Ihre Aussage kann ihr gewiss nicht leicht gefallen sein. Für die Entwicklung ihrer Seele hin zu prometheischer Freiheit, die für das Menschengeschlecht offensichtlich vorgesehen ist, mag sie jedoch sogar wichtig gewesen sein - ich schreibe „mag”; ich weiß es nicht. Zu ewiger Verdammnis, wird sie nicht führen, allein schon deshalb, weil es die nicht gibt, auch wenn das manchen orthodox Religiösen gewaltig stört.

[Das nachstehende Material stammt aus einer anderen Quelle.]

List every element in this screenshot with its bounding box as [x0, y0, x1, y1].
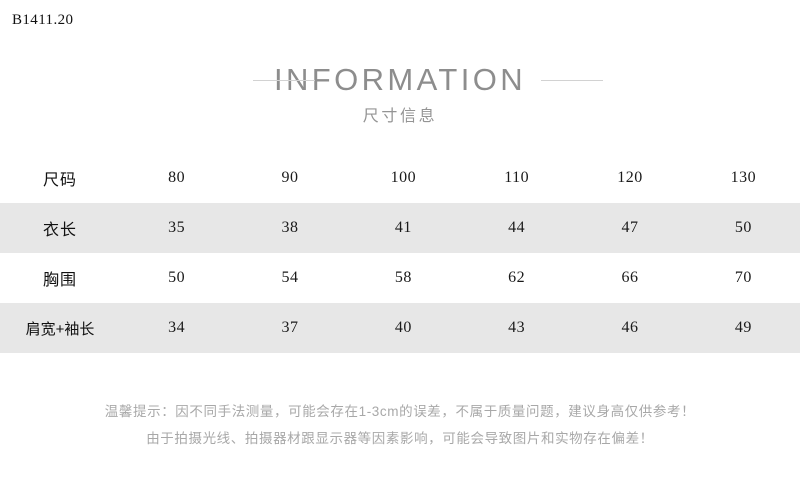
- row-length-value-90: 38: [281, 219, 299, 236]
- row-length-value-120: 47: [621, 219, 639, 236]
- header-size-130: 130: [730, 169, 757, 186]
- header-label: 尺码: [42, 172, 77, 189]
- note-line-measurement: 温馨提示：因不同手法测量，可能会存在1-3cm的误差，不属于质量问题，建议身高仅…: [104, 404, 696, 419]
- header-size-120: 120: [617, 169, 643, 186]
- row-bust-value-90: 54: [281, 269, 299, 286]
- row-length-value-110: 44: [508, 219, 526, 236]
- title-row: INFORMATION: [0, 58, 800, 100]
- page-title: INFORMATION 尺寸信息: [0, 58, 800, 125]
- table-row: 胸围 50 54 58 62 66 70: [0, 253, 800, 303]
- title-rule-right: [541, 80, 603, 81]
- title-rule-left: [253, 80, 315, 81]
- title-subtitle: 尺寸信息: [362, 108, 438, 125]
- header-size-90: 90: [281, 169, 299, 186]
- table-row: 肩宽+袖长 34 37 40 43 46 49: [0, 303, 800, 353]
- row-length-value-100: 41: [394, 219, 412, 236]
- product-code: B1411.20: [12, 12, 74, 28]
- row-shoulder-sleeve-value-100: 40: [394, 319, 412, 336]
- row-bust-value-130: 70: [734, 269, 752, 286]
- footer-notes: 温馨提示：因不同手法测量，可能会存在1-3cm的误差，不属于质量问题，建议身高仅…: [0, 398, 800, 452]
- row-label-bust: 胸围: [42, 272, 77, 289]
- size-table: 尺码 80 90 100 110 120 130 衣长 35 38 41 44 …: [0, 153, 800, 353]
- title-main: INFORMATION: [273, 61, 527, 97]
- note-line-color: 由于拍摄光线、拍摄器材跟显示器等因素影响，可能会导致图片和实物存在偏差！: [146, 431, 654, 446]
- row-shoulder-sleeve-value-130: 49: [734, 319, 752, 336]
- row-bust-value-120: 66: [621, 269, 639, 286]
- row-label-shoulder-sleeve: 肩宽+袖长: [25, 320, 95, 338]
- table-row: 衣长 35 38 41 44 47 50: [0, 203, 800, 253]
- header-size-110: 110: [504, 169, 530, 186]
- row-label-length: 衣长: [42, 222, 77, 239]
- table-header-row: 尺码 80 90 100 110 120 130: [0, 153, 800, 203]
- row-length-value-80: 35: [168, 219, 186, 236]
- header-size-100: 100: [390, 169, 417, 186]
- row-bust-value-80: 50: [168, 269, 186, 286]
- header-size-80: 80: [168, 169, 186, 186]
- row-shoulder-sleeve-value-120: 46: [621, 319, 639, 336]
- row-bust-value-100: 58: [394, 269, 412, 286]
- row-length-value-130: 50: [734, 219, 752, 236]
- row-shoulder-sleeve-value-90: 37: [281, 319, 299, 336]
- row-shoulder-sleeve-value-80: 34: [168, 319, 186, 336]
- row-bust-value-110: 62: [508, 269, 526, 286]
- row-shoulder-sleeve-value-110: 43: [508, 319, 526, 336]
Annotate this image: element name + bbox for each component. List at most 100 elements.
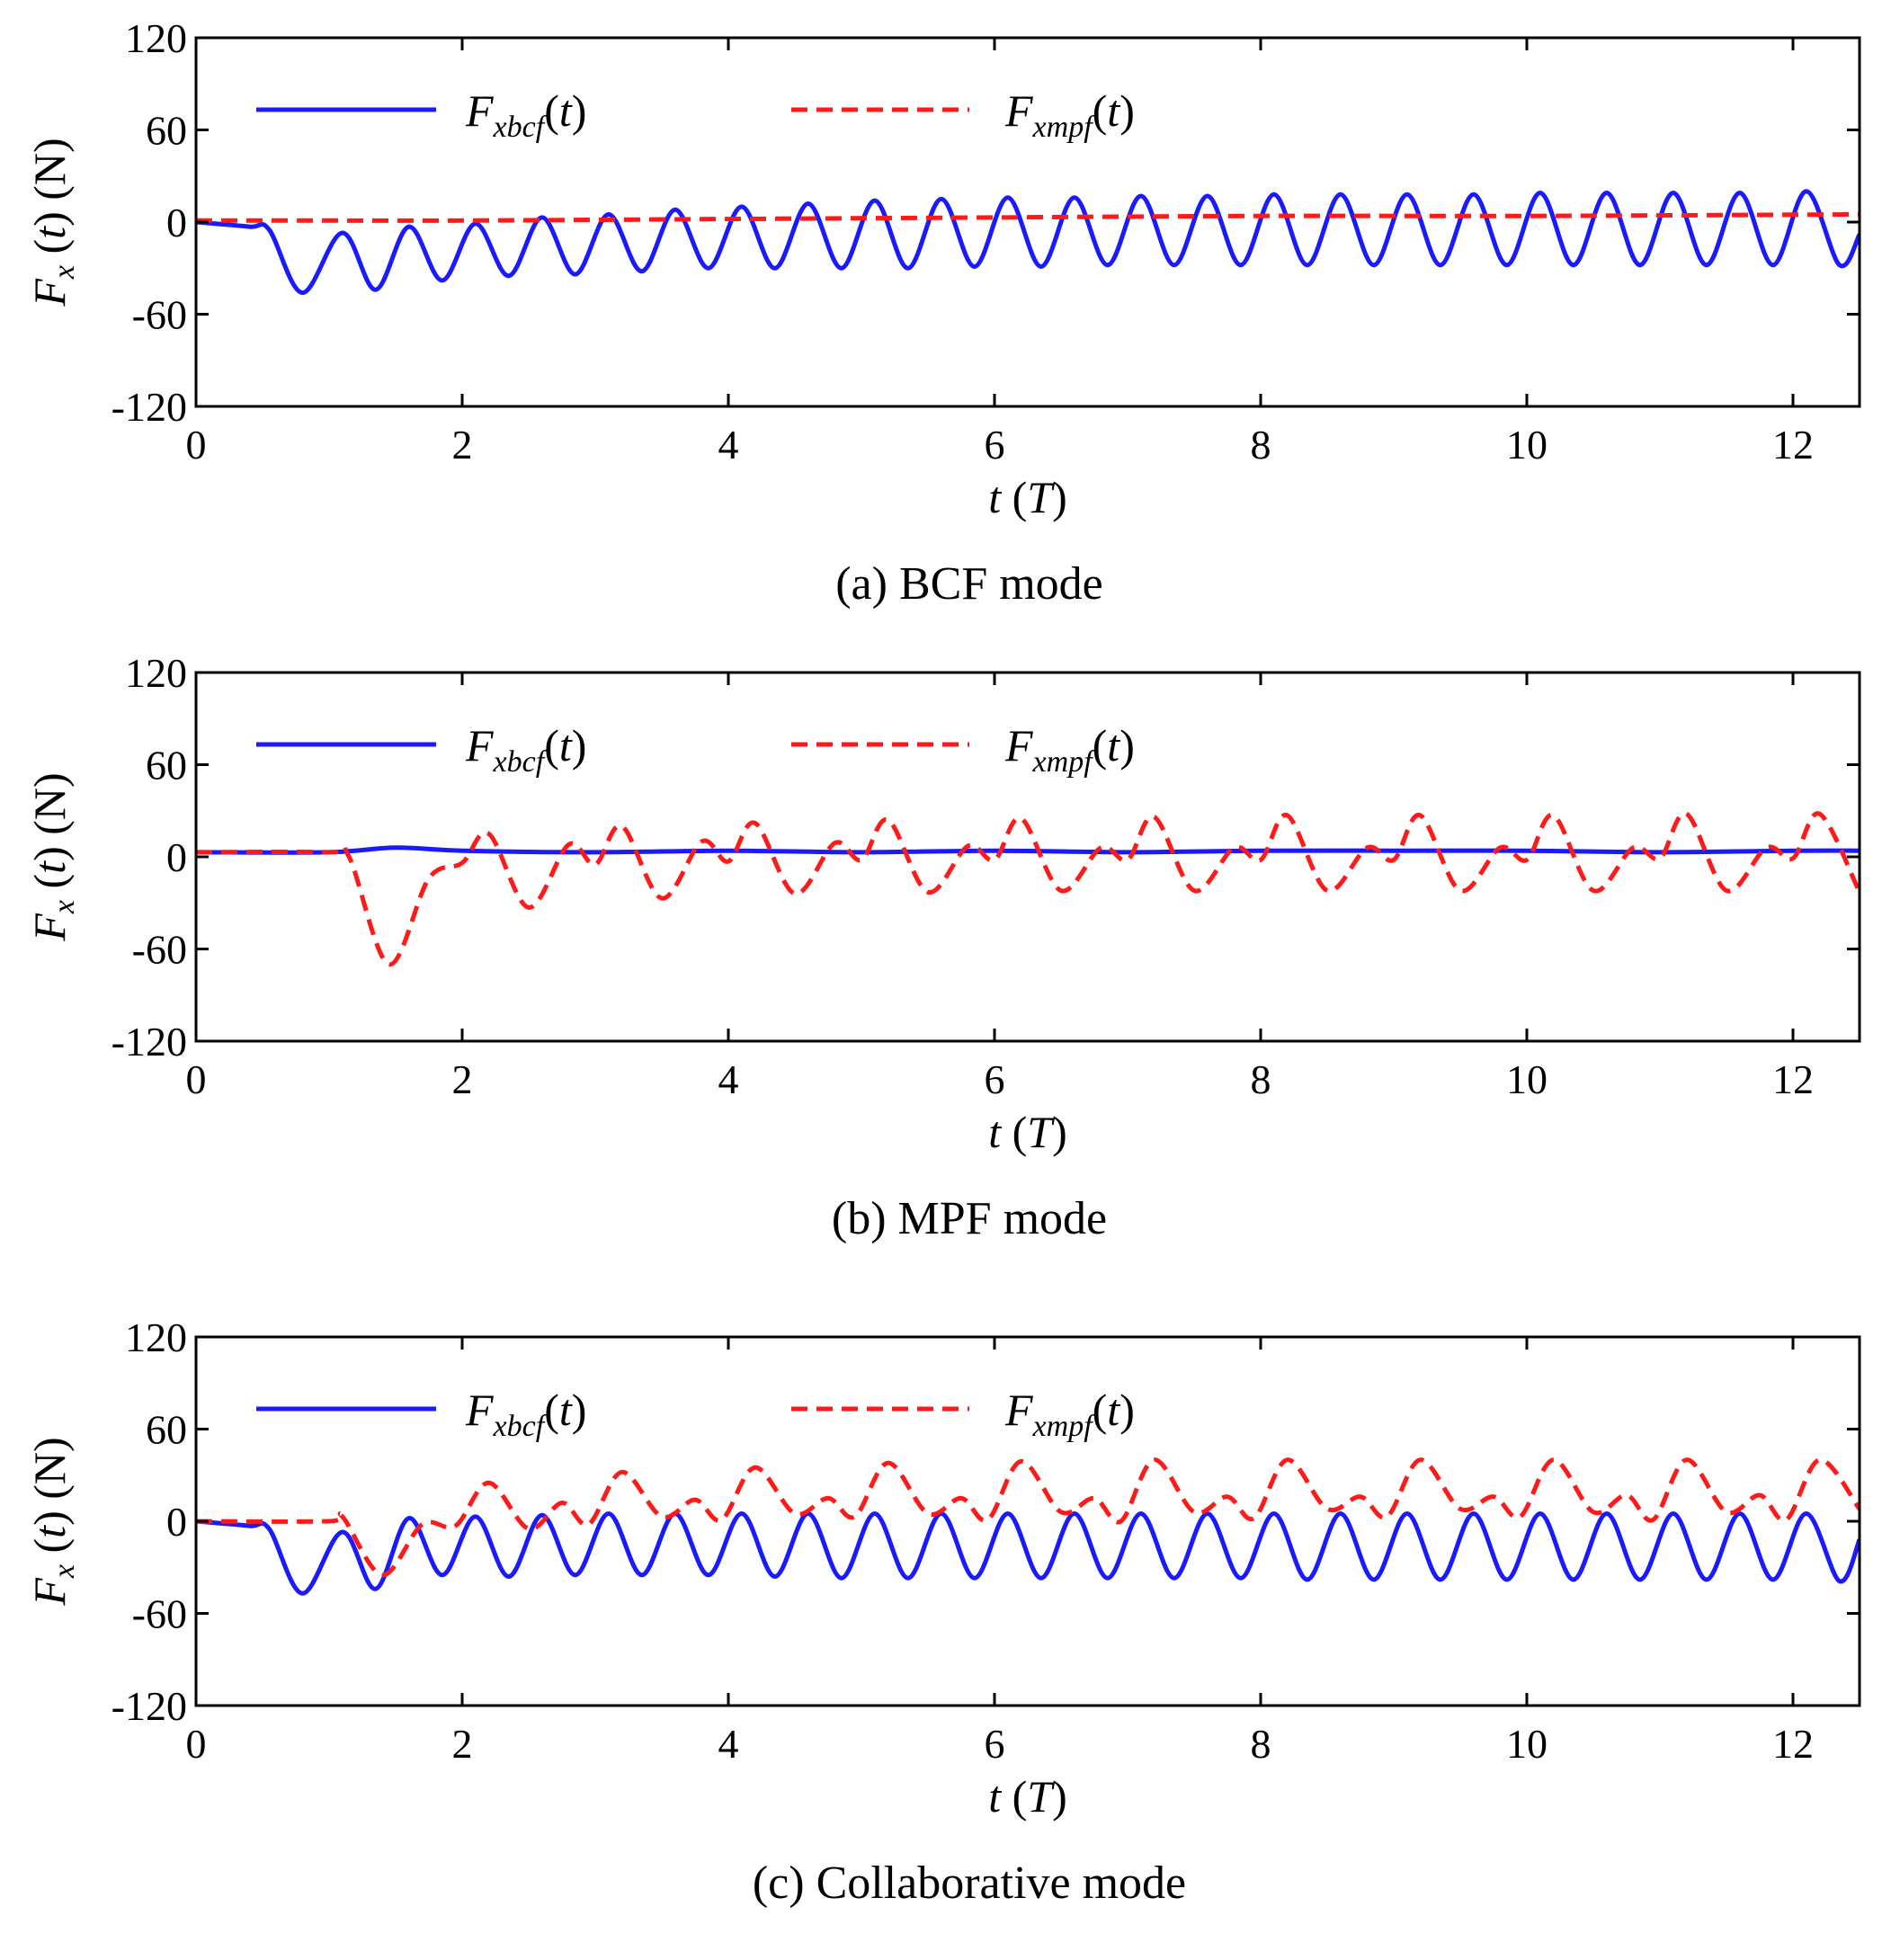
- y-axis-label: Fx (t) (N): [24, 138, 81, 307]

Marikka Schaechtelin hat gesagt…

Lieber Johannes,

ich bin froh über Deine Erkenntnis und stimme Dir zu, dass das schonungslose Bekenntnis von dem was wirklich ist, der erste Schritt zur Heilung ist. Es geht mir nicht darum Ricarda Huch zu verurteilen, sondern darum, aufzuzeigen, dass eine Erlösung nur stattfinden kann, wenn wir aus den Extremen wieder in die Mitte kommen.
Das große Leid so vieler Menschen gilt es bewusst zu machen und auch nicht in einen Mantel aus Licht und Liebe zu hüllen, der den Heilungsprozess im Grunde verhindert und tatsächlich nur scheinheilig ist. Die Wahrheit muss ungeschminkt ans Licht kommen dürfen, alles andere erhält das Leiden und schafft immer wieder neues Leiden. Die Wahrheit enthüllt sich von innen nach außen. Sind wir bereit, uns von ihr erweichen zu lassen, uns zu öffnen,tritt Frieden ein. Es ist unsere Entscheidung. Die ewige Verdammnis ist eine Erfindung der monotheistischen Religionskrieger. Im Grunde ist es Abbild ihres eigenen Zustandes, das Gefängnis, das sie sich selbst geschaffen haben und in das sie auch andere Menschen einsperren wollen. Stellt sich Ricarda Huch über diesen Gott, den falschen Gott, dann ist es tatsächlich ein positiver Akt. Wenn er auch, was wahrscheinlich ist, unbewusster Natur war und durch sie selbst noch erkannt werden muss.